I saw 2 ways to generate the final dungeon topography:
- Generate first a random graph, then try to fill the 2d world with rooms at random locations, respecting the edge connections. I figured this would be sometimes difficult because the room generation could be "locked" trying to fit rooms in impossible places.
- Generate first rooms, placing them randomly where they fit, then map the result to nodes and edges. I decided to try this.
My idea consists in :
- First generate a big room that would contain the whole dungeon.
- Put a wall inside the big room, at a random location, dividing the big room into 2 smaller rooms of different area.
- Then I continue to divide each room into 2, until they are too small, or the total number of room reach a maximum (or any other condition).
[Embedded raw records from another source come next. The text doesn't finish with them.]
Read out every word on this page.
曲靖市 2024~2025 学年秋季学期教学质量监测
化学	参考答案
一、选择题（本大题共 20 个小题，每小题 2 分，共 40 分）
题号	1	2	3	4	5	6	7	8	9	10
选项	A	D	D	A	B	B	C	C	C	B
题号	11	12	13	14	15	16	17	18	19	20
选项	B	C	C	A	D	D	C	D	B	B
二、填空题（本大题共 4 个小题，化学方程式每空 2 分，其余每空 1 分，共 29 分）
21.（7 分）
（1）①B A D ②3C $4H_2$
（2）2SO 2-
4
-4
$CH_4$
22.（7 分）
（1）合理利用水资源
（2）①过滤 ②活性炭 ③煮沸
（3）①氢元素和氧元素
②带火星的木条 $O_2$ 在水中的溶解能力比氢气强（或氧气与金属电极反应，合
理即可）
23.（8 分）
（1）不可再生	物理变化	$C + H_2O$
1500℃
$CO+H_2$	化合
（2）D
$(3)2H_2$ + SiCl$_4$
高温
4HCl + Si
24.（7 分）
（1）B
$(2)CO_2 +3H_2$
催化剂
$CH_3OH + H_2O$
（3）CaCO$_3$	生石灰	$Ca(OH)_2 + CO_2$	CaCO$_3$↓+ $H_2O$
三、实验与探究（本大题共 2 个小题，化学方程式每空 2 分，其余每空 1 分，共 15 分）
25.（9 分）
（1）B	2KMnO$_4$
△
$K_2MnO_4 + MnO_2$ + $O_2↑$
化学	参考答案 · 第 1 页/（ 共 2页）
Each new room is a node.
- Once finished, I check each room and find all adjacent other rooms, marking the 2 nodes as connected by an edge.
That way I ensure that all rooms have a possible location in the 2D world, and are correctly mapped by a connected graph.
My problem is that there are too many doors and corridors connecting the rooms.
So I'd like an algorithm that reduces the number of edges of a connected undirected graph, but keeping it connected (all nodes stay reachable) in the end.